Depuis le 31 mars 2026, l’Italie exige que chaque compte rendu, lettre de sortie et procès-verbal d’urgences soit transmis au dossier de santé électronique 2.0 dans un format structuré et lisible par tous les systèmes régionaux, et non plus sous forme de PDF inexploitables. Cette évolution met en lumière des standards techniques peu connus du grand public — HL7, CDA R2 et FHIR — mais essentiels pour que des informations cliniques circulent sans rupture entre hôpitaux, laboratoires et médecins.
Des sigles aux actes : pourquoi ces standards comptent
HL7, abréviation de « Health Level Seven », désigne une famille de standards créée par Health Level Seven International pour permettre à des logiciels différents d’échanger des données cliniques structurées. Dans la pratique, un hôpital moyen utilise des dizaines d’applications (admissions, laboratoire, radiologie, pharmacie, dossiers médicaux) ; sans langage commun, chaque liaison nécessite une intégration sur mesure.
Le passage imposé par Rome traduit une volonté de rendre les informations exploitables automatiquement : qu’une allergie renseignée à Milan soit visible par un médecin à Palerme, ou qu’un bilan de laboratoire soit directement intégré dans le dossier du patient, avec des champs reconnus et interprétables par l’ensemble des systèmes.
Trois générations complémentaires
Plusieurs générations de standards coexistent et répondent à des besoins différents :
- HL7 v2 : le standard historique largement répandu dans les hôpitaux, fondé sur des messages structurés mais anciens (« messages à pipe »).
- CDA R2 : un format de documents cliniques structurés (utilisé notamment en Italie pour les échanges vers le dossier électronique).
- FHIR : l’évolution moderne, construite autour d’API REST, promue aujourd’hui comme socle de l’Espace européen des données de santé.
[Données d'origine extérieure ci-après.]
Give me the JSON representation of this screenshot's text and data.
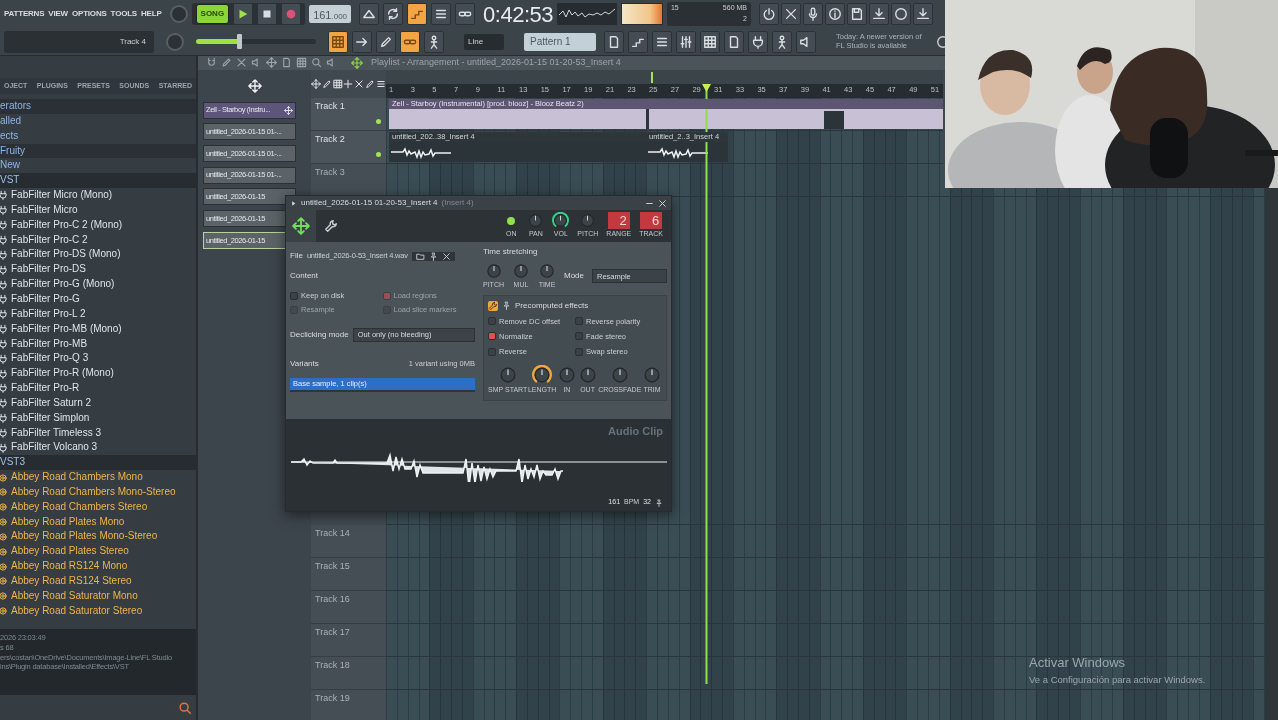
{
  "menu": [
    "PATTERNS",
    "VIEW",
    "OPTIONS",
    "TOOLS",
    "HELP"
  ],
  "transport": {
    "song_mode": true,
    "mode_label": "SONG",
    "tempo": "161",
    "tempo_fraction": ".000"
  },
  "time": "0:42:53",
  "monitor": {
    "cpu": "15",
    "memory": "560 MB",
    "polyphony": "2"
  },
  "track_label": "Track 4",
  "master_volume": {
    "level": 0.36
  },
  "snap": "Line",
  "pattern": "Pattern 1",
  "hint": "Today: A newer version of FL Studio is available",
  "toolbar_row1_left": [
    {
      "active": false
    },
    {
      "active": false
    },
    {
      "active": true
    },
    {
      "active": false
    },
    {
      "active": false
    }
  ],
  "toolbar_row1_right": [
    {
      "active": false
    },
    {
      "active": false
    },
    {
      "active": false
    },
    {
      "active": false
    },
    {
      "active": false
    },
    {
      "active": false
    },
    {
      "active": false
    },
    {
      "active": false
    }
  ],
  "toolbar_row2_left": [
    {
      "active": true
    },
    {
      "active": false
    },
    {
      "active": false
    },
    {
      "active": true
    },
    {
      "active": false
    }
  ],
  "toolbar_row2_right": [
    {
      "active": false
    },
    {
      "active": false
    },
    {
      "active": false
    },
    {
      "active": false
    },
    {
      "active": false
    },
    {
      "active": false
    },
    {
      "active": false
    },
    {
      "active": false
    },
    {
      "active": false
    }
  ],
  "browser": {
    "tabs": [
      "OJECT",
      "PLUGINS",
      "PRESETS",
      "SOUNDS",
      "STARRED"
    ],
    "items": [
      {
        "kind": "folder",
        "label": "erators",
        "highlighted": true
      },
      {
        "kind": "folder",
        "label": "alled",
        "highlighted": false
      },
      {
        "kind": "folder",
        "label": "ects",
        "highlighted": false
      },
      {
        "kind": "folder",
        "label": "Fruity",
        "highlighted": true
      },
      {
        "kind": "folder",
        "label": "New",
        "highlighted": false
      },
      {
        "kind": "header",
        "label": "VST",
        "highlighted": true
      },
      {
        "kind": "plugin",
        "label": "FabFilter Micro (Mono)",
        "highlighted": false
      },
      {
        "kind": "plugin",
        "label": "FabFilter Micro",
        "highlighted": false
      },
      {
        "kind": "plugin",
        "label": "FabFilter Pro-C 2 (Mono)",
        "highlighted": false
      },
      {
        "kind": "plugin",
        "label": "FabFilter Pro-C 2",
        "highlighted": false
      },
      {
        "kind": "plugin",
        "label": "FabFilter Pro-DS (Mono)",
        "highlighted": false
      },
      {
        "kind": "plugin",
        "label": "FabFilter Pro-DS",
        "highlighted": false
      },
      {
        "kind": "plugin",
        "label": "FabFilter Pro-G (Mono)",
        "highlighted": false
      },
      {
        "kind": "plugin",
        "label": "FabFilter Pro-G",
        "highlighted": false
      },
      {
        "kind": "plugin",
        "label": "FabFilter Pro-L 2",
        "highlighted": false
      },
      {
        "kind": "plugin",
        "label": "FabFilter Pro-MB (Mono)",
        "highlighted": false
      },
      {
        "kind": "plugin",
        "label": "FabFilter Pro-MB",
        "highlighted": false
      },
      {
        "kind": "plugin",
        "label": "FabFilter Pro-Q 3",
        "highlighted": false
      },
      {
        "kind": "plugin",
        "label": "FabFilter Pro-R (Mono)",
        "highlighted": false
      },
      {
        "kind": "plugin",
        "label": "FabFilter Pro-R",
        "highlighted": false
      },
      {
        "kind": "plugin",
        "label": "FabFilter Saturn 2",
        "highlighted": false
      },
      {
        "kind": "plugin",
        "label": "FabFilter Simplon",
        "highlighted": false
      },
      {
        "kind": "plugin",
        "label": "FabFilter Timeless 3",
        "highlighted": false
      },
      {
        "kind": "plugin",
        "label": "FabFilter Volcano 3",
        "highlighted": false
      },
      {
        "kind": "header",
        "label": "VST3",
        "highlighted": true
      },
      {
        "kind": "vst3",
        "label": "Abbey Road Chambers Mono",
        "highlighted": false
      },
      {
        "kind": "vst3",
        "label": "Abbey Road Chambers Mono-Stereo",
        "highlighted": false
      },
      {
        "kind": "vst3",
        "label": "Abbey Road Chambers Stereo",
        "highlighted": false
      },
      {
        "kind": "vst3",
        "label": "Abbey Road Plates Mono",
        "highlighted": false
      },
      {
        "kind": "vst3",
        "label": "Abbey Road Plates Mono-Stereo",
        "highlighted": false
      },
      {
        "kind": "vst3",
        "label": "Abbey Road Plates Stereo",
        "highlighted": false
      },
      {
        "kind": "vst3",
        "label": "Abbey Road RS124 Mono",
        "highlighted": false
      },
      {
        "kind": "vst3",
        "label": "Abbey Road RS124 Stereo",
        "highlighted": false
      },
      {
        "kind": "vst3",
        "label": "Abbey Road Saturator Mono",
        "highlighted": false
      },
      {
        "kind": "vst3",
        "label": "Abbey Road Saturator Stereo",
        "highlighted": false
      }
    ],
    "info": [
      "2026 23:03:49",
      "s 68",
      "ers\\costan\\OneDrive\\Documents\\Image-Line\\FL Studio",
      "ins\\Plugin database\\Installed\\Effects\\VST"
    ]
  },
  "playlist": {
    "title": "Playlist - Arrangement - untitled_2026-01-15 01-20-53_Insert 4",
    "picker": [
      {
        "label": "Zell - Starboy (Instru...",
        "color": "#5e557a",
        "selected": false
      },
      {
        "label": "untitled_2026-01-15 01-...",
        "color": "#5c6367",
        "selected": false
      },
      {
        "label": "untitled_2026-01-15 01-...",
        "color": "#5c6367",
        "selected": false
      },
      {
        "label": "untitled_2026-01-15 01-...",
        "color": "#5c6367",
        "selected": false
      },
      {
        "label": "untitled_2026-01-15",
        "color": "#5c6367",
        "selected": false
      },
      {
        "label": "untitled_2026-01-15",
        "color": "#5c6367",
        "selected": false
      },
      {
        "label": "untitled_2026-01-15",
        "color": "#5c6367",
        "selected": true
      }
    ],
    "ruler": [
      "1",
      "3",
      "5",
      "7",
      "9",
      "11",
      "13",
      "15",
      "17",
      "19",
      "21",
      "23",
      "25",
      "27",
      "29",
      "31",
      "33",
      "35",
      "37",
      "39",
      "41",
      "43",
      "45",
      "47",
      "49",
      "51"
    ],
    "tracks_top": [
      {
        "name": "Track 1",
        "dimmed": false,
        "clips": [
          {
            "kind": "long",
            "title": "Zell - Starboy (Instrumental) [prod. blooz] - Blooz Beatz 2)"
          }
        ]
      },
      {
        "name": "Track 2",
        "dimmed": false,
        "clips": [
          {
            "kind": "short",
            "title": "untitled_202..38_Insert 4"
          },
          {
            "kind": "short",
            "title": "untitled_2..3_Insert 4"
          }
        ]
      },
      {
        "name": "Track 3",
        "dimmed": true
      }
    ],
    "tracks_bottom": [
      {
        "name": "Track 14",
        "dimmed": true
      },
      {
        "name": "Track 15",
        "dimmed": true
      },
      {
        "name": "Track 16",
        "dimmed": true
      },
      {
        "name": "Track 17",
        "dimmed": true
      },
      {
        "name": "Track 18",
        "dimmed": true
      },
      {
        "name": "Track 19",
        "dimmed": true
      }
    ]
  },
  "sample_window": {
    "title": "untitled_2026-01-15 01-20-53_Insert 4",
    "title_suffix": "(Insert 4)",
    "power_on": true,
    "power_label": "ON",
    "knobs": [
      {
        "label": "PAN",
        "selected": false
      },
      {
        "label": "VOL",
        "selected": true
      },
      {
        "label": "PITCH",
        "selected": false
      }
    ],
    "range": {
      "value": "2",
      "label": "RANGE"
    },
    "track": {
      "value": "6",
      "label": "TRACK"
    },
    "file_label": "File",
    "file_name": "untitled_2026-0-53_Insert 4.wav",
    "content_title": "Content",
    "content_options": [
      {
        "label": "Keep on disk",
        "checked": false,
        "disabled": false
      },
      {
        "label": "Load regions",
        "checked": true,
        "disabled": true
      },
      {
        "label": "Resample",
        "checked": false,
        "disabled": true
      },
      {
        "label": "Load slice markers",
        "checked": false,
        "disabled": true
      }
    ],
    "declick_label": "Declicking mode",
    "declick_value": "Out only (no bleeding)",
    "variants_label": "Variants",
    "variants_info": "1 variant using 0MB",
    "variants": [
      {
        "label": "Base sample, 1 clip(s)",
        "selected": true
      }
    ],
    "stretch_title": "Time stretching",
    "stretch_knobs": [
      "PITCH",
      "MUL",
      "TIME"
    ],
    "mode_label": "Mode",
    "mode_value": "Resample",
    "effects_title": "Precomputed effects",
    "effects": [
      {
        "label": "Remove DC offset",
        "checked": false
      },
      {
        "label": "Reverse polarity",
        "checked": false
      },
      {
        "label": "Normalize",
        "checked": true
      },
      {
        "label": "Fade stereo",
        "checked": false
      },
      {
        "label": "Reverse",
        "checked": false
      },
      {
        "label": "Swap stereo",
        "checked": false
      }
    ],
    "effect_knobs": [
      {
        "label": "SMP START",
        "selected": false
      },
      {
        "label": "LENGTH",
        "selected": true
      },
      {
        "label": "IN",
        "selected": false
      },
      {
        "label": "OUT",
        "selected": false
      },
      {
        "label": "CROSSFADE",
        "selected": false
      },
      {
        "label": "TRIM",
        "selected": false
      }
    ],
    "clip_watermark": "Audio Clip",
    "bpm": "161",
    "bpm_unit": "BPM",
    "beats": "32"
  },
  "webcam": {
    "kind": "picture"
  },
  "os_notice": {
    "title": "Activar Windows",
    "text": "Ve a Configuración para activar Windows."
  }
}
Cette coexistence n’est pas contradictoire : chaque standard répond à une situation d’usage et l’architecture globale du système d’information de santé continue d’intégrer ces différents niveaux de formalisation.
| Caractéristique | HL7 v2 | CDA R2 | FHIR |
|---|---|---|---|
| Origine | Standard historique, messages | Document clinique structuré | API REST moderne |
| Usage courant | Nombreux systèmes hospitaliers | Échanges de documents (ex. Italie) | Interopérabilité européenne ciblée |
Conséquences pour les professionnels et les patients
Concrètement, l’obligation italienne oblige les établissements à produire des documents structurés — non plus des PDF — afin qu’ils soient « lisibles » par tout logiciel régional. Pour les praticiens, cela facilite la récupération automatique d’informations pertinentes (allergies, résultats, comptes rendus). Pour les patients, même si ces sigles restent méconnus, le bénéfice attendu est une meilleure continuité des soins et moins d’erreurs liées aux transmissions papier ou aux fichiers non standardisés.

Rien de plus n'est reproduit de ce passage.